Дух мятежа носился над русской землею. Какой-то огромный и таинственный процесс совершался в бесчисленных сердцах: разрывались узы страха; личность, едва успев сознать себя, растворялась в массе, масса растворялась в порыве. Освободившись от унаследованных страхов и воображаемых препятствий, масса не хотела и не могла видеть препятствий действительных. В этом была ее слабость и в этом была ее сила. Она неслась вперед, как морской вал, гонимый бурей. Каждый день поднимал на ноги новые слои и рождал новые возможности. Точно кто-то гигантским пестом размешивал социальную квашню до самого дна. В то время как либеральные чиновники кроили и перекраивали еще не ношенный халат Булыгинской Думы, страна не знала ни минуты покоя. Стачки рабочих, непрерывные митинги, уличные шествия, разгромы имений, забастовки полицейских и дворников и, наконец, волнения и восстания матросов и солдат. Все разложилось и превратилось в хаос. И в то же время в этом хаосе пробуждалась потребность в новом порядке, и кристаллизовались его элементы. Правильно повторяющиеся митинги уже сами по себе вносили организующее начало. Из митингов выделялись депутации, депутации разрастались в представительства. Но как стихийное возмущение обгоняло работу политического сознания, так потребность в действии далеко оставляла позади себя лихорадочное организационное творчество.

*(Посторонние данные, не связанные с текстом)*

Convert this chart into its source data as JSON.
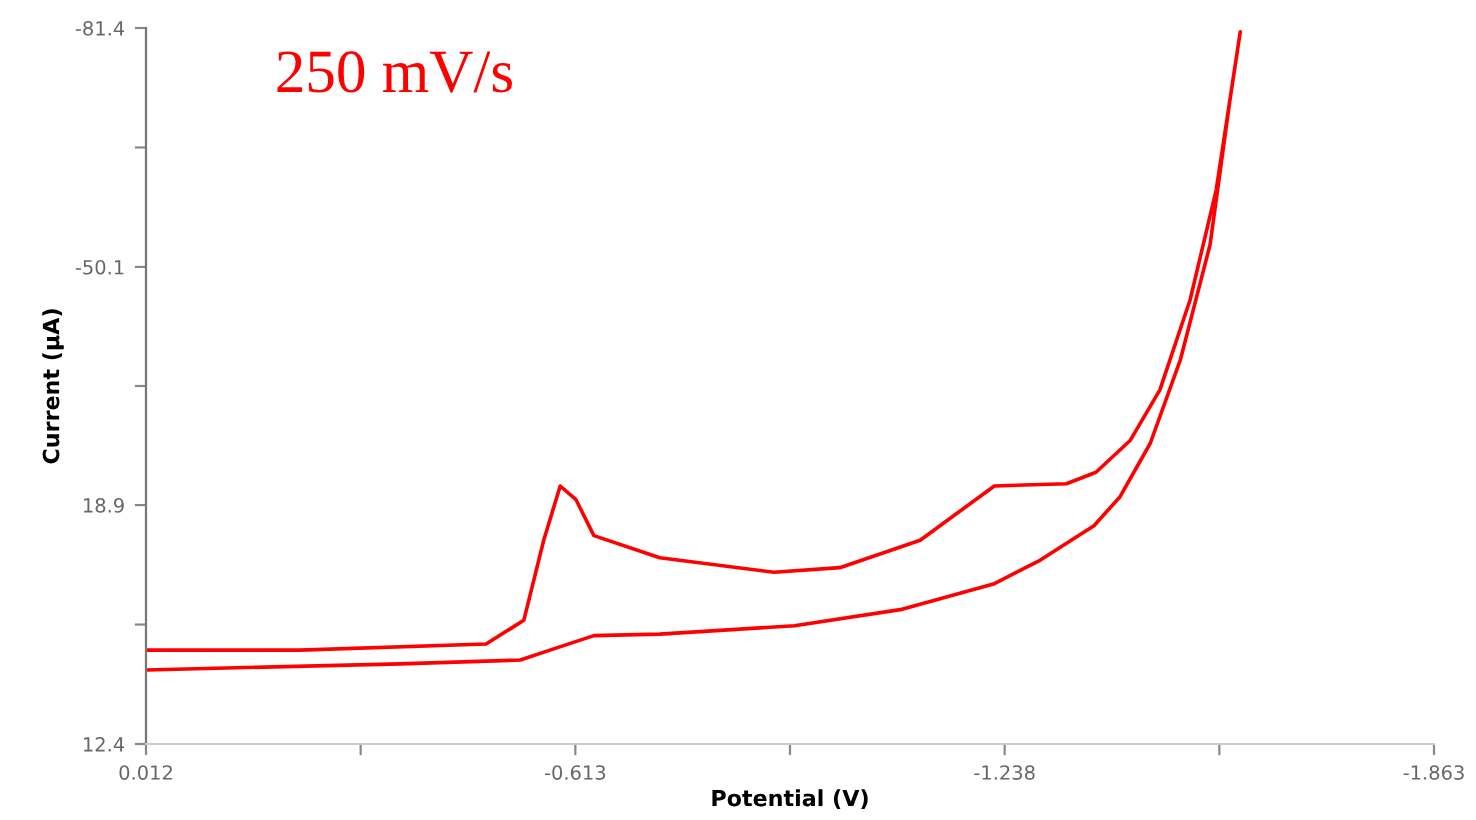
{
  "chart_data": {
    "type": "line",
    "xlabel": "Potential (V)",
    "ylabel": "Current (µA)",
    "annotations": [
      "250 mV/s"
    ],
    "x": [
      0.012,
      -0.212,
      -0.483,
      -0.538,
      -0.567,
      -0.591,
      -0.614,
      -0.64,
      -0.736,
      -0.902,
      -0.998,
      -1.115,
      -1.223,
      -1.328,
      -1.371,
      -1.421,
      -1.464,
      -1.508,
      -1.546,
      -1.581,
      -1.566,
      -1.537,
      -1.494,
      -1.45,
      -1.406,
      -1.368,
      -1.29,
      -1.223,
      -1.086,
      -0.932,
      -0.736,
      -0.64,
      -0.576,
      -0.533,
      -0.358,
      0.012
    ],
    "series": [
      {
        "color": "#ff0000",
        "values": [
          0.1,
          0.1,
          -0.7,
          -3.8,
          -14.3,
          -21.4,
          -19.6,
          -14.9,
          -12.0,
          -10.1,
          -10.7,
          -14.3,
          -21.4,
          -21.7,
          -23.2,
          -27.4,
          -34.0,
          -45.8,
          -60.2,
          -80.9,
          -72.0,
          -53.0,
          -38.0,
          -27.0,
          -20.0,
          -16.2,
          -11.7,
          -8.6,
          -5.2,
          -3.1,
          -2.0,
          -1.8,
          0.1,
          1.4,
          1.9,
          2.7
        ]
      }
    ],
    "xlim": [
      0.012,
      -1.863
    ],
    "xticks": [
      0.012,
      {
        "value": -0.3005,
        "label": null
      },
      -0.613,
      {
        "value": -0.9255,
        "label": null
      },
      -1.238,
      {
        "value": -1.5505,
        "label": null
      },
      -1.863
    ],
    "ylim": [
      12.4,
      -81.4
    ],
    "yticks": [
      12.4,
      {
        "value": -3.25,
        "label": null
      },
      {
        "value": -18.9,
        "label": "18.9"
      },
      {
        "value": -34.5,
        "label": null
      },
      -50.1,
      {
        "value": -65.75,
        "label": null
      },
      -81.4
    ],
    "grid": false,
    "legend": false,
    "marker": "none",
    "line_style": "solid"
  }
}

В этом слабость революции – всякой революции, но в этом и ее сила. Кто хочет иметь в революции влияние – должен брать ее целиком. Те глубокие тактики, которые думают поступать с революцией, как со спаржей, по произволу отделяя питательную часть от негодной, обречены на бесплодную роль резонеров. Так как ни одно революционное событие не создает «рациональных» условий для применения их «рациональной» тактики, то они фатально оказываются вне и позади всех событий. И, в конце концов, им не остается ничего другого, как повторить слова Фигаро: «Увы, – у нас не будет другого представления, которым мы могли бы загладить неудачи первого»…

Мы не ставим себе целью ни описать, ни даже перечислить все события 1905 года. Мы даем самый общий очерк хода революции и притом – если позволено будет так выразиться – в петербургском масштабе, хотя и под общегосударственным углом зрения. Но и в тех рамках, в каких мы ведем наш рассказ, мы не можем оставить в стороне одно из крупнейших – между октябрьской стачкой и декабрьскими баррикадами – событий великого года: военное восстание в Севастополе. Оно началось 11 ноября, а 17-го адмирал Чухнин уже доносил царю: «Военная буря затихла, революционная – нет».

В Севастополе традиции «Потемкина» не умирали. Чухнин жестоко расправился с матросами красного броненосца: четырех расстрелял, двух повесил, несколько десятков отправил на каторжные работы и, наконец, самого «Потемкина» переименовал в «Пантелеймона». Но, никого не терроризовав, он только поднял мятежное настроение флота. Октябрьская стачка открыла эпопею колоссальных уличных митингов, на которых матросы и пехотные солдаты были не только постоянными участниками, но и ораторами. Матросский оркестр играл марсельезу во главе революционной демонстрации. Словом, господствовала полная «деморализация». Запрещение военным присутствовать на народных собраниях создало специально-военные митинги во дворах флотских экипажей и в казармах. Офицеры не осмеливались протестовать, и двери казарм были днем и ночью открыты для представителей севастопольского комитета нашей партии. Ему приходилось непрерывно бороться с нетерпением матросов, требовавших «дела». Невдалеке плававший «Прут», превращенный в каторжную тюрьму, постоянно напоминал, что тут же, в нескольких шагах, томятся за участие в потемкинском деле жертвы июньского восстания. Новый экипаж «Потемкина» заявлял о своей готовности вести броненосец к Батуму для поддержки кавказского восстания. Рядом с ним по боевой готовности стоял недавно отстроенный крейсер «Очаков». Но социал-демократическая организация настаивала на выжидательной тактике: создать совет матросских и солдатских депутатов, связать его с организацией рабочих и поддержать надвигающуюся политическую забастовку пролетариата восстанием флота. Революционная организация матросов приняла этот план. Но события обогнали его.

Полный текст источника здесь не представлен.